While descriptors provide a powerful mechanism for managing attribute access, Python classes inherently rely on a dictionary (__dict__) to store instance attributes. This offers tremendous flexibility but comes with a memory cost: every instance must allocate a dictionary, which can be significant when creating many small objects. The __slots__ class variable offers a high-performance alternative by fundamentally changing how instances store their data.

How slots Replaces dict

When you define __slots__ in a class, you are instructing the Python interpreter to create a fixed set of names (slots) for attributes on each instance. Instead of a dynamic dictionary, the interpreter reserves space for a small, fixed-length array (a C-style struct) within each instance to hold the values for these predefined attributes. This transformation happens deep within the object creation machinery.

class PointWithSlots:
    __slots__ = ('x', 'y')  # Defines the only two allowed attributes

    def __init__(self, x, y):
        self.x = x
        self.y = y

p = PointWithSlots(5, 10)
print(p.x)  # Output: 5
print(p.y)  # Output: 10

# This will raise an AttributeError because 'z' is not in __slots__
try:
    p.z = 15
except AttributeError as e:
    print(e)  # Output: 'PointWithSlots' object has no attribute 'z'

# The instance no longer has a __dict__ attribute
print(hasattr(p, '__dict__'))  # Output: False

The Memory and Performance Advantages

The primary motivation for __slots__ is efficiency. A __dict__ has significant overhead: it is a hash table that must be allocated and, even when empty, consumes a non-trivial amount of memory (typically several hundred bytes on a 64-bit platform). In contrast, an instance with __slots__ only stores its attributes as direct references in the pre-allocated array. This can lead to dramatic memory savings when creating large numbers of instances. For example, a class holding two integers might see its instance size reduced from over 200 bytes to just 64 bytes.

This memory efficiency also translates into speed. Attribute access is faster because it involves a simple lookup in a fixed-size array at a known offset, bypassing the hash table lookup required for __dict__. This performance boost is most noticeable in tight loops.

Interaction with Descriptors and Inheritance

The mechanism behind __slots__ is implemented using descriptors. When you define __slots__ = ('x', 'y'), the class automatically creates a descriptor for each named slot. These descriptors are not the full-featured descriptors we write ourselves but lean, internal “member descriptors” that manage the storage and retrieval of values from the instance’s fixed array.

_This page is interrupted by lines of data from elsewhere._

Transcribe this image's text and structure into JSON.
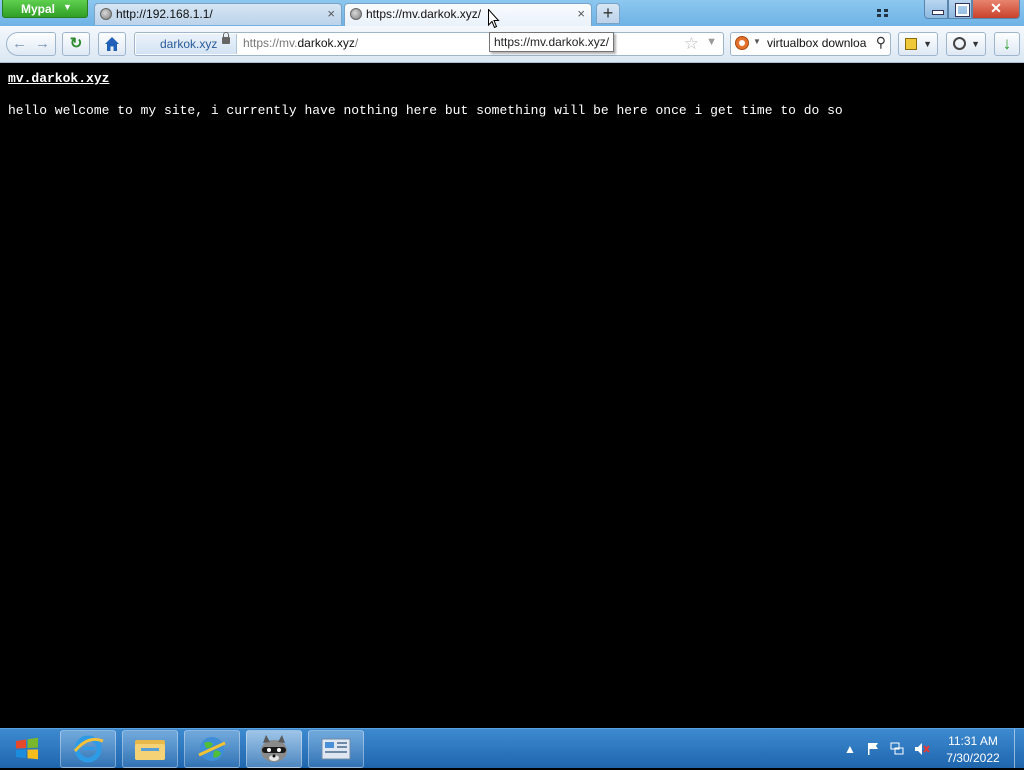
{
  "browser": {
    "menu_button": "Mypal",
    "tabs": [
      {
        "title": "http://192.168.1.1/",
        "active": false
      },
      {
        "title": "https://mv.darkok.xyz/",
        "active": true
      }
    ],
    "new_tab_label": "+",
    "close_tab_glyph": "×",
    "window_controls": {
      "close_glyph": "✕"
    },
    "navbar": {
      "identity_label": "darkok.xyz",
      "url_prefix": "https://mv.",
      "url_domain": "darkok.xyz",
      "url_suffix": "/",
      "search_text": "virtualbox downloa",
      "tooltip": "https://mv.darkok.xyz/"
    }
  },
  "page": {
    "heading": "mv.darkok.xyz",
    "body": "hello welcome to my site, i currently have nothing here but something will be here once i get time to do so"
  },
  "taskbar": {
    "apps": [
      {
        "name": "internet-explorer-icon"
      },
      {
        "name": "file-explorer-icon"
      },
      {
        "name": "network-globe-icon"
      },
      {
        "name": "raccoon-app-icon"
      },
      {
        "name": "control-panel-icon"
      }
    ],
    "clock": {
      "time": "11:31 AM",
      "date": "7/30/2022"
    }
  },
  "colors": {
    "page_background": "#000000",
    "page_text": "#ffffff",
    "taskbar": "#2b76bf"
  }
}
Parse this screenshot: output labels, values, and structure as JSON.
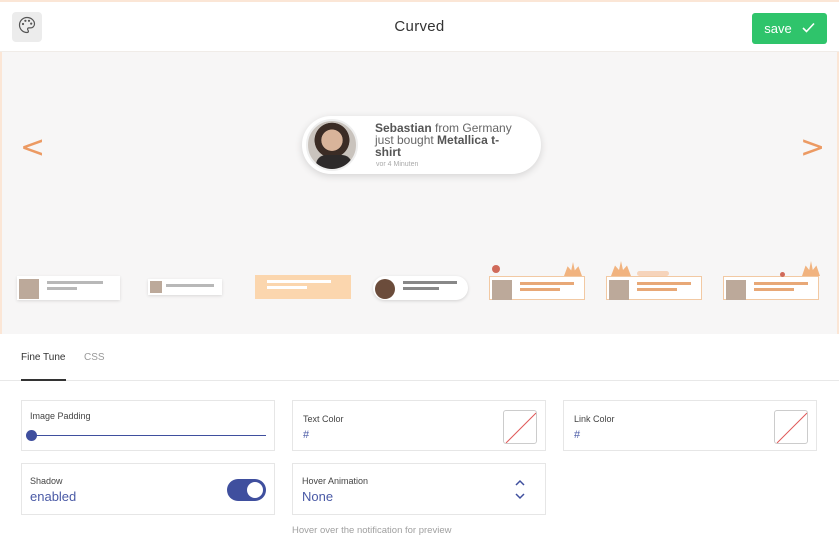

Inheritance with __slots__ requires careful consideration. If a subclass does not define its own __slots__, it will inherit the parent’s __slots__ but will also gain a __dict__, allowing for the dynamic assignment of new attributes and negating some of the memory benefits. If a subclass defines its own __slots__, it should include the slots from all parent classes. The interpreter handles this by merging the slots, and the instance reserves space for all of them.

class Base:
    __slots__ = ('base_attr',)

class Derived(Base):
    __slots__ = ('derived_attr',)  # Effectively __slots__ = ('base_attr', 'derived_attr')

d = Derived()
d.base_attr = 'value'
d.derived_attr = 'other_value'

# This will fail because 'new_attr' is not in the merged slots
try:
    d.new_attr = 'fail'
except AttributeError as e:
    print(e)

Common Pitfalls and Best Practices

  1. Incompatibility with Weak References: By default, classes using __slots__ do not support weak references. To enable them, you must explicitly include '__weakref__' in your __slots__ declaration.

  2. Default Values: You cannot provide default values for slotted attributes by assigning them at the class level. This assignment would create a class attribute, which is shadowed by the instance slot descriptor. Defaults must be set in the __init__ method.

    class BadExample:
        __slots__ = ('name',)
        name = "default"  # This is a class attribute, not an instance default.
    
    b = BadExample()
    # The instance starts out without its 'name' attribute defined.
    print(b.name)  # This actually prints the class attribute: "default"
    b.name = "instance"  # Now the instance slot is populated.
    print(b.name)  # Output: "instance"
    del b.name
    print(b.name)  # Falls back to the class attribute: "default"
    
  3. Tooling and Library Interoperability: Many libraries (e.g., ORMs like SQLAlchemy, serialization frameworks) rely on __dict__ to introspect and manipulate objects. Using __slots__ can break this functionality unless the library has explicit support for it.

  4. When to Use: Reserve __slots__ for classes that are instantiated abundantly (thousands to millions of times) and where memory profiling has confirmed a bottleneck. It is an optimization tool, not a default coding practice. For most general-purpose classes, the flexibility of __dict__ outweighs the performance gains.